METHODS: A total of 95 middle-aged and elderly participants were enrolled, with synchronous facial iPPG signals and carotid/lower-extremity ultrasound data collected. A deep learning-based Period-aware Autoencoder (PA-AE) with bidirectional cross-modal attention was developed to reconstruct high-fidelity iPPG signals with periodic peak constraint and full-face reference signal fusion for robust noise suppression. Facial hemodynamic heatmaps were generated via signal-to-spatial mapping, interquartile range-based outlier removal, and spatial proximity repair. We analyzed the association between heatmap patterns and atherosclerosis using Pearson chi-square tests and Odds Ratios (OR).

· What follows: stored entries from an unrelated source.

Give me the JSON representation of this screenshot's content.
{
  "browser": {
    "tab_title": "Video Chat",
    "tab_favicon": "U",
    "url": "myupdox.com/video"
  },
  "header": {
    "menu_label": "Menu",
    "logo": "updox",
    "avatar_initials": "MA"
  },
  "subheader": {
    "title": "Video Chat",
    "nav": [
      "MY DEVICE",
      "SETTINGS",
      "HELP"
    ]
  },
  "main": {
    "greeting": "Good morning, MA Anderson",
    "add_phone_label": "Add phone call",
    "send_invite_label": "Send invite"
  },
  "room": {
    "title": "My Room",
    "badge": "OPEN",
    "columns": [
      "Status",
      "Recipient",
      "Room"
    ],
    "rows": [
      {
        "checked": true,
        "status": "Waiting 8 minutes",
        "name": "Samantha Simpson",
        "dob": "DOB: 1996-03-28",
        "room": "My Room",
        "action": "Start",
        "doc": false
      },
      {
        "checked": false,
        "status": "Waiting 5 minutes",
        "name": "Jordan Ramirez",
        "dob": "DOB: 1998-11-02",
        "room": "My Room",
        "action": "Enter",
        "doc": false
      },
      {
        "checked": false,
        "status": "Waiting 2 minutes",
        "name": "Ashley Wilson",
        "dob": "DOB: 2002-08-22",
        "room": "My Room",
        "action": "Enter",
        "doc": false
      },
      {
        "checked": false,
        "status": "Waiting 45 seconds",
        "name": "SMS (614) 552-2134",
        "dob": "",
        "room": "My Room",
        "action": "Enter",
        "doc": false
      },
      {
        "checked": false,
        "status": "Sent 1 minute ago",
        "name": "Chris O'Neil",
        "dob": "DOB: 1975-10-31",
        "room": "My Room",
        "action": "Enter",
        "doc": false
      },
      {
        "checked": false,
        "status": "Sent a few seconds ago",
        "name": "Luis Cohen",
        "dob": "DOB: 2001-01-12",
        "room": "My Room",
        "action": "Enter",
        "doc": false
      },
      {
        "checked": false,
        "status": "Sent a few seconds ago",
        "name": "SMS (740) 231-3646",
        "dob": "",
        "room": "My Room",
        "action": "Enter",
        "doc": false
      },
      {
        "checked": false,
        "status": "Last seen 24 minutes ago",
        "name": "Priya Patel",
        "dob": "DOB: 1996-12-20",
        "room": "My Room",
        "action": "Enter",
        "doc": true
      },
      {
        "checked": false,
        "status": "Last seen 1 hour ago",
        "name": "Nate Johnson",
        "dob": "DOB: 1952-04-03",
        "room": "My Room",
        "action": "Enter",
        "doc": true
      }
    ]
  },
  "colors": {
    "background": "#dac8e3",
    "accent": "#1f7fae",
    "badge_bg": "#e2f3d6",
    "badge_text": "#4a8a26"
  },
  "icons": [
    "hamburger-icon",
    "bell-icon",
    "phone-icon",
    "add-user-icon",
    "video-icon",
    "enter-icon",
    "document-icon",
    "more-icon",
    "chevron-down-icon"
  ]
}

RESULTS: The PA-AE outperformed traditional wavelet and LSTM-AE methods in signal periodicity preservation and noise reduction. The Type 3 facial iPPG heatmap (characterized by ≤ 20% red area distributed in the facial periphery) was significantly associated with carotid atherosclerosis (P=0.048), whereas no association was observed for lower extremity atherosclerosis (P=0.674). After adjusting for age, BMI, and hypertension in multivariable logistic regression, heatmap Type 3 still showed a positive trend with CAS (adjusted OR=2.29, 95%CI: 0.56-9.41), and robust statistical analyses including stratified analyses (age < 65 and non-hypertensive subgroups), ridge regression, and continuous red-area ratio quantification consistently confirmed this significant association.

CONCLUSIONS: Facial iPPG heatmaps, enhanced by the PA-AE, demonstrate significant potential as a non-invasive tool for identifying CAS risk, offering a promising avenue for accessible community healthcare screening.